Kill an infestation of Asian beetles using a combination of methods including vacuuming them up, drowning them in liquid soap, placing glue traps and spraying insecticide indoors and outdoors. Beware of traps that attract beetles using pheromones, as they may attract more beetles than they catch.
- Vacuum the beetles
Use the hose attachment to vacuum beetles from light fixtures, windows and other areas where they congregate. Secure a nylon stocking inside the hose with a rubber band so the beetles are bagged within the stocking and can be easily removed and disposed of.
- Use light traps
Use light to lure beetles to traps. However, the light does not kill the beetles, so drown them in liquid soap afterwards.
- Use glue traps
Place glue traps on window sills and near light fixtures. The beetles get stuck on the traps and die. Replace the traps as needed.
- Use indoor insecticide
Spray a pyrethrum-based fog in indoor areas where other extermination methods have not been effective. Clear the room as much as possible, close all windows and doors, fog the room, and stay outside as long as the directions on the sprayer indicate.
- Use outdoor insecticide
Check the soil under your lawn in late summer if you are experiencing repeat infestations. If you find an abundance of beetle grubs, treat the lawn with an insecticide that kills grubs.
The Asian lady beetle varies in color from orange to red. It displays black spots and an M-shaped marking behind its head. Infestations of lady beetles usually begin in late September when the beetles are looking for places to overwinter.

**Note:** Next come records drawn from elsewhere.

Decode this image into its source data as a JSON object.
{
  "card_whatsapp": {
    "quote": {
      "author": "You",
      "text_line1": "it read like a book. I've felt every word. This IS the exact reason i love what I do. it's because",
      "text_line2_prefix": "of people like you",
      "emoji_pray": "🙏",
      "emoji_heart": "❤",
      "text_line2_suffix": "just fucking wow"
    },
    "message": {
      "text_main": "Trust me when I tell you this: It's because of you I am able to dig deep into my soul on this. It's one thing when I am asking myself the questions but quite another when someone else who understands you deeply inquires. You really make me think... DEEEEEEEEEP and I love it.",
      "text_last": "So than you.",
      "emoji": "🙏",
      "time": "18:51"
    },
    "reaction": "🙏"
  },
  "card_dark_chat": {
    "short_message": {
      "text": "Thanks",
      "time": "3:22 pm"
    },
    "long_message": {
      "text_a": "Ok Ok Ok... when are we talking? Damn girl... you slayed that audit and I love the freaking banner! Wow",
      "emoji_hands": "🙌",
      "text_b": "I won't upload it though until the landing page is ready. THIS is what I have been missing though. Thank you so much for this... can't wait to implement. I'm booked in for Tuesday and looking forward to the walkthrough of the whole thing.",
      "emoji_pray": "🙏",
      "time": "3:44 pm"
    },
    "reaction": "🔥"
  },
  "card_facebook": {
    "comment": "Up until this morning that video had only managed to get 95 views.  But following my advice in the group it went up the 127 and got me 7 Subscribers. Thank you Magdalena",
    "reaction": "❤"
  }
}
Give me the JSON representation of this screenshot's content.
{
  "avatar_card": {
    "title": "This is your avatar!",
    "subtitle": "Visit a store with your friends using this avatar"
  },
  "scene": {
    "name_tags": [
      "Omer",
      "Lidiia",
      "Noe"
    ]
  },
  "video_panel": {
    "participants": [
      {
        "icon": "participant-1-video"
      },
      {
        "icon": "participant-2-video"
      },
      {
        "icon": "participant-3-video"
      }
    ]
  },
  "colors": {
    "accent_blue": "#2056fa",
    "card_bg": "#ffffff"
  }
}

Asian lady beetles do not infest wood or destroy property and clothing, but they do bite humans. They also emit a strong smell when threatened due to a defense mechanism called reflex bleeding, in which an insect leaks out a noxious fluid to warn predators. The fluid from lady beetles stains light surfaces and has a foul odor.
Lady beetles can fit through spaces that are one-eighth of an inch in size, so seal up gaps and cracks before September. Repair door screens and use rubber seals along the bottoms of doors to prevent lady beetles from entering the home.
Chemical pesticides are useful for killing outdoor lady beetles. Choose pesticides that contain chemicals such as bifenthrin, cypermethrin and permethrin. If lady beetles get inside, use a vacuum cleaner to capture and dispose of them. Pesticides are of no use indoors, because lady beetles can escape through holes in the walls and emerge again at any time.